Bloomberg News

Carbon Falls for First Time in Six Weeks as Traders Close Bets

June 21, 2013

European Union carbon permits fell for the first time in six weeks as traders cut bets on higher prices after lawmakers agreed on a watered-down proposal to combat a surplus of allowances.

Permits for December declined 1.1 percent to close at 4.38 euros ($5.74) a metric ton on the ICE Futures Europe exchange in London. That’s the lowest since June 11 and took this week’s decline to 8.2 percent. The amount of outstanding contracts, or open interest, in the benchmark future has fallen 7 percent from a record on June 6.

“It seems that in the short term carbon won’t go higher,” Milan Hudak, an analyst at Virtuse Energy sro in Prague, said today by e-mail. “Prices are falling due to profit taking and slightly weaker Germany July power.”

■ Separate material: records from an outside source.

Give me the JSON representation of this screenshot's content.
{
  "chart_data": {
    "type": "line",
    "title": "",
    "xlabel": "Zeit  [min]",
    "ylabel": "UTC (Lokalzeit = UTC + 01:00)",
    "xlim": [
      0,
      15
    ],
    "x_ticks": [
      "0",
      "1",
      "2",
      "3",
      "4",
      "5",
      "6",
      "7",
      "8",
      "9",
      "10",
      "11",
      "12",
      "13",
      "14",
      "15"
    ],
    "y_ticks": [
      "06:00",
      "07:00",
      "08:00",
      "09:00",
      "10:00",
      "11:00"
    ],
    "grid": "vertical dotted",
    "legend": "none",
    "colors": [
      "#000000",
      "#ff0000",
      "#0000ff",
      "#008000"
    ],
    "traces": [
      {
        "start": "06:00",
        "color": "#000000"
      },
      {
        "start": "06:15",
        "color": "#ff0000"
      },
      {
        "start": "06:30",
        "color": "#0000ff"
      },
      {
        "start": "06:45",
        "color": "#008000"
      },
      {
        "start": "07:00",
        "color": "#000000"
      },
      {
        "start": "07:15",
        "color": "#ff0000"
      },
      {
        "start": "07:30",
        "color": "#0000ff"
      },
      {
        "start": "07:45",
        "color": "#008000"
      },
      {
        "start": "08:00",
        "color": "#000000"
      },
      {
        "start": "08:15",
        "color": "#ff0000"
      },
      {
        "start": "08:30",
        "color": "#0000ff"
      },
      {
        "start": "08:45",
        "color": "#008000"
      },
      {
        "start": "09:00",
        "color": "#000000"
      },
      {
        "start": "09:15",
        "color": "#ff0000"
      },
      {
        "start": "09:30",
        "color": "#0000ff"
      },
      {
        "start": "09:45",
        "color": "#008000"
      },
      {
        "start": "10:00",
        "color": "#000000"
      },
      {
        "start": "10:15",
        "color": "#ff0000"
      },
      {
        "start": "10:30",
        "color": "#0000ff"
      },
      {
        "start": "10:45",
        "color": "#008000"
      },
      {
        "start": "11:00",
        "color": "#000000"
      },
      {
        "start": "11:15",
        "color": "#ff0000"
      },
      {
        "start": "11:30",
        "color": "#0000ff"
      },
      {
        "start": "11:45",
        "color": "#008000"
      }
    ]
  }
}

The European Parliament’s environment committee approved on June 19 a compromise version of a measure to temporarily delay the sale of some permits after the original plan was rejected by a plenary vote in April. The amended proposal will return to the European Parliament on July 3, when the entire assembly is scheduled to vote on the plan.

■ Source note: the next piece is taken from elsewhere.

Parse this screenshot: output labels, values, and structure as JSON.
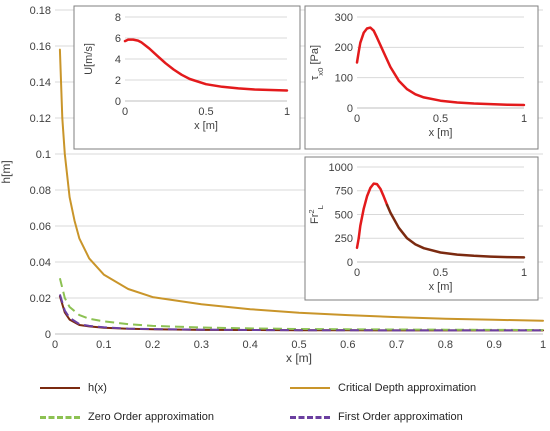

Open interest for December carbon has fallen 43.5 million tons in the past two weeks to 579 million, according to ICE data. Falling open interest in a weakening market can indicate traders are closing bets that prices will rise.

The drop in permit prices has come in tandem with European power, where German electricity for July dropped 2.3 percent this week to 30.05 euros a megawatt-hour. Lower power prices reduce utilities’ incentive to sell electricity forward, cutting the need to hedge with carbon futures.